I would suggest you create 2 variables of type String and scoped to the package named RootFolder
and CurrentFile
. Optionally, you can create one called FileMask if you are restricting to a particular type like *.csv
. RootFolder
would be the base folder you expect to find files in C:\ssisdata\MyProject
. CurrentFile
will be assigned a value from a script of the fully qualified path to the most recently modified file. I find it helpful at this point to assign a design-time value to CurrentFile, usually to the oldest file in the collection.
Drag a Script Task onto the Control Flow and set as your ReadOnlyVariable User::RootFolder (optionally User::FileMask). Your ReadWriteVariable would be User::CurrentFile.
This script would go inside the public partial class ScriptMain: ...
braces
/// <summary>
/// This verbose script identifies the most recently modified file of type fileMask
/// living in RootFolder and assigns that to a DTS level variable.
/// </summary>
public void Main()
{
string fileMask = "*.csv";
string mostRecentFile = string.Empty;
string rootFolder = string.Empty;
// Assign values from the DTS variables collection.
// This is case sensitive. User:: is not required
// but you must convert it from the Object type to a strong type
rootFolder = Dts.Variables["User::RootFolder"].Value.ToString();
// Repeat the above pattern to assign a value to fileMask if you wish
// to make it a more flexible approach
// Determine the most recent file, this could be null
System.IO.FileInfo candidate = ScriptMain.GetLatestFile(rootFolder, fileMask);
if (candidate != null)
{
mostRecentFile = candidate.FullName;
}
// Push the results back onto the variable
Dts.Variables["CurrentFile"].Value = mostRecentFile;
Dts.TaskResult = (int)ScriptResults.Success;
}
/// <summary>
/// Find the most recent file matching a pattern
/// </summary>
/// <param name="directoryName">Folder to begin searching in</param>
/// <param name="fileExtension">Extension to search, e.g. *.csv</param>
/// <returns></returns>
private static System.IO.FileInfo GetLatestFile(string directoryName, string fileExtension)
{
System.IO.DirectoryInfo directoryInfo = new System.IO.DirectoryInfo(directoryName);
System.IO.FileInfo mostRecent = null;
// Change the SearchOption to AllDirectories if you need to search subfolders
System.IO.FileInfo[] legacyArray = directoryInfo.GetFiles(fileExtension, System.IO.SearchOption.TopDirectoryOnly);
foreach (System.IO.FileInfo current in legacyArray)
{
if (mostRecent == null)
{
mostRecent = current;
}
if (current.LastWriteTimeUtc >= mostRecent.LastWriteTimeUtc)
{
mostRecent = current;
}
}
return mostRecent;
// To make the below code work, you'd need to edit the properties of the project
// change the TargetFramework to probably 3.5 or 4. Not sure
// Current error is the OrderByDescending doesn't exist for 2.0 framework
//return directoryInfo.GetFiles(fileExtension)

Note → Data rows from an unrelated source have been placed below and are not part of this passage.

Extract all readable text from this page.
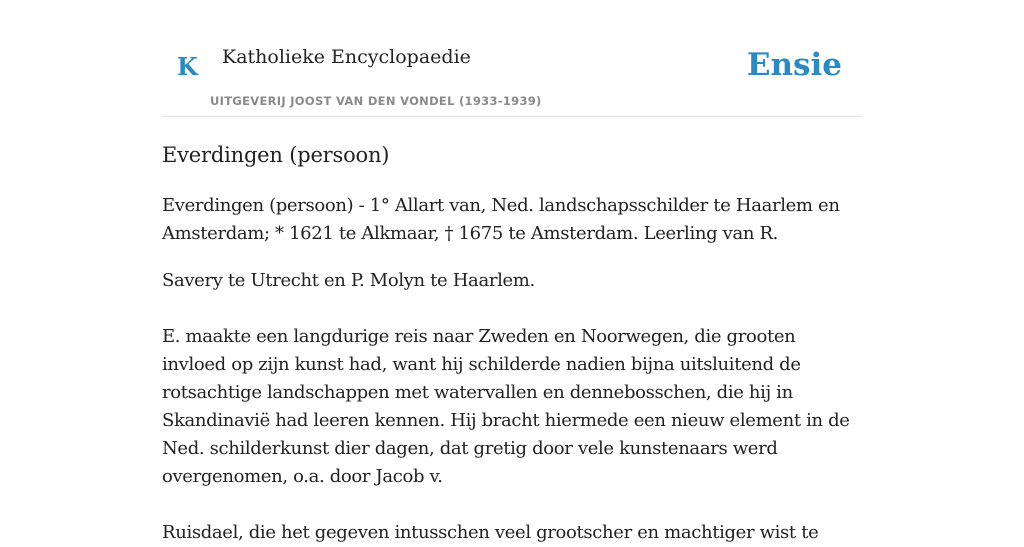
K Katholieke Encyclopaedie
UITGEVERIJ JOOST VAN DEN VONDEL (1933-1939)
Ensie
Everdingen (persoon)

Everdingen (persoon) - 1° Allart van, Ned. landschapsschilder te Haarlem en Amsterdam; * 1621 te Alkmaar, † 1675 te Amsterdam. Leerling van R.

Savery te Utrecht en P. Molyn te Haarlem.

E. maakte een langdurige reis naar Zweden en Noorwegen, die grooten invloed op zijn kunst had, want hij schilderde nadien bijna uitsluitend de rotsachtige landschappen met watervallen en dennebosschen, die hij in Skandinavië had leeren kennen. Hij bracht hiermede een nieuw element in de Ned. schilderkunst dier dagen, dat gretig door vele kunstenaars werd overgenomen, o.a. door Jacob v.

Ruisdael, die het gegeven intusschen veel grootscher en machtiger wist te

// .OrderByDescending(q => q.LastWriteTimeUtc)
// .FirstOrDefault();
}
#region ScriptResults declaration
/// <summary>
/// This enum provides a convenient shorthand within the scope of this class for setting the
/// result of the script.
///
/// This code was generated automatically.
/// </summary>
enum ScriptResults
{
Success = Microsoft.SqlServer.Dts.Runtime.DTSExecResult.Success,
Failure = Microsoft.SqlServer.Dts.Runtime.DTSExecResult.Failure
};
#endregion
}
Updating a Connection Manager
At this point, our script has assigned a value to the CurrentFile variable. The next step is to tell SSIS we need to use that file. In your Connection Manager for your CSV, you will need to set an Expression (F4 or right click and select Properties) for the ConnectionString. The value you want to assign is our CurrentFile variable and the way that's expressed is @[User::CurrentFile]
Finally, these screen shots are based on the upcoming release of SQL Server 2012 so the icons may appear different but the functionality remains the same.